How Does a Bank Make Money?
A question that I am often asked is - how does a bank make money?
Banks make money through 1) net interest income and 2) noninterest income. At your typical bank, net interest income will make up roughly 50-60% of total operating income, while noninterest income will make up the rest.
Net interest income is the difference between the income that banks earn lending out money and the interest payments that they have to pay out on their customers' deposits. Banks earn money by lending out the deposits that their customers have given to them. More deposits = more net interest income.
Mortgages, construction loans, personal loans, commercial loans - interest earned on these "assets", minus the interest that is paid out on customer deposits, constitutes "net interest income".
Noninterest income consists of all other fee-generating activities at a bank.
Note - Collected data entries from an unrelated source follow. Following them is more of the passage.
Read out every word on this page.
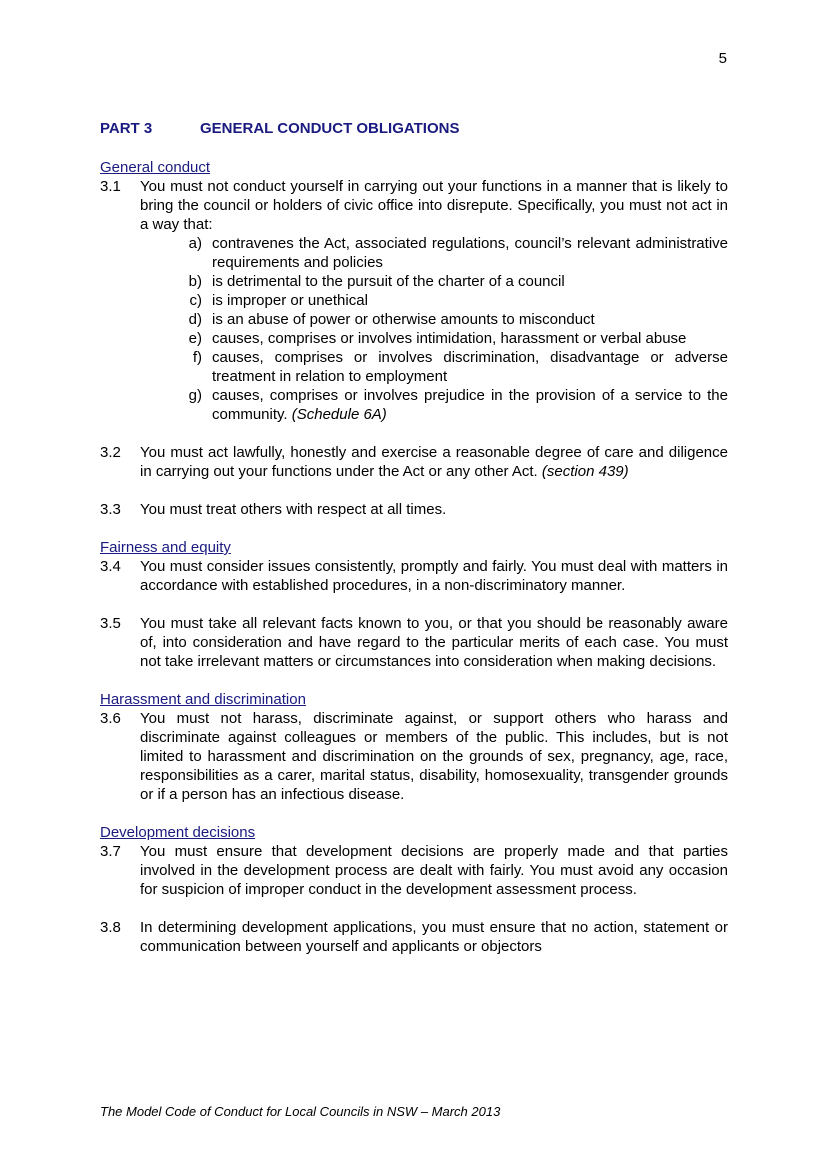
5
PART 3	GENERAL CONDUCT OBLIGATIONS
General conduct
3.1	You must not conduct yourself in carrying out your functions in a manner that is likely to bring the council or holders of civic office into disrepute. Specifically, you must not act in a way that:
a) contravenes the Act, associated regulations, council’s relevant administrative requirements and policies
b) is detrimental to the pursuit of the charter of a council
c) is improper or unethical
d) is an abuse of power or otherwise amounts to misconduct
e) causes, comprises or involves intimidation, harassment or verbal abuse
f) causes, comprises or involves discrimination, disadvantage or adverse treatment in relation to employment
g) causes, comprises or involves prejudice in the provision of a service to the community. (Schedule 6A)
3.2	You must act lawfully, honestly and exercise a reasonable degree of care and diligence in carrying out your functions under the Act or any other Act. (section 439)
3.3	You must treat others with respect at all times.
Fairness and equity
3.4	You must consider issues consistently, promptly and fairly. You must deal with matters in accordance with established procedures, in a non-discriminatory manner.
3.5	You must take all relevant facts known to you, or that you should be reasonably aware of, into consideration and have regard to the particular merits of each case. You must not take irrelevant matters or circumstances into consideration when making decisions.
Harassment and discrimination
3.6	You must not harass, discriminate against, or support others who harass and discriminate against colleagues or members of the public. This includes, but is not limited to harassment and discrimination on the grounds of sex, pregnancy, age, race, responsibilities as a carer, marital status, disability, homosexuality, transgender grounds or if a person has an infectious disease.
Development decisions
3.7	You must ensure that development decisions are properly made and that parties involved in the development process are dealt with fairly. You must avoid any occasion for suspicion of improper conduct in the development assessment process.
3.8	In determining development applications, you must ensure that no action, statement or communication between yourself and applicants or objectors
The Model Code of Conduct for Local Councils in NSW – March 2013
This would include:
-monthly account fees
-online bill paying
-securities brokerage commissions and fees
According to the Federal Reserve Bank of New York, banks had a 56.6%/43.4% net interest income / noninterest income split in 2000.
Of the 43.4% in nonlnterest income, the majority (62.44%) was derived from "fees and other". The rest came from:
Service Charges - 15.2%
Fiduciary Income - 14.3%
Trading Revenue - 8.0%
It's interesting to note that noninterest income, as a % of total bank operating income, has surged over the past 30-40 years.
In 1970, noninterest income made up just 20% of the typical bank's total operating income.
By 2000, this number had jumped to 43.4%, thanks in large part to a jump in brokerage commissions and investment banking income, as well as the addition of new revenue streams such as ATM and online bill paying fees.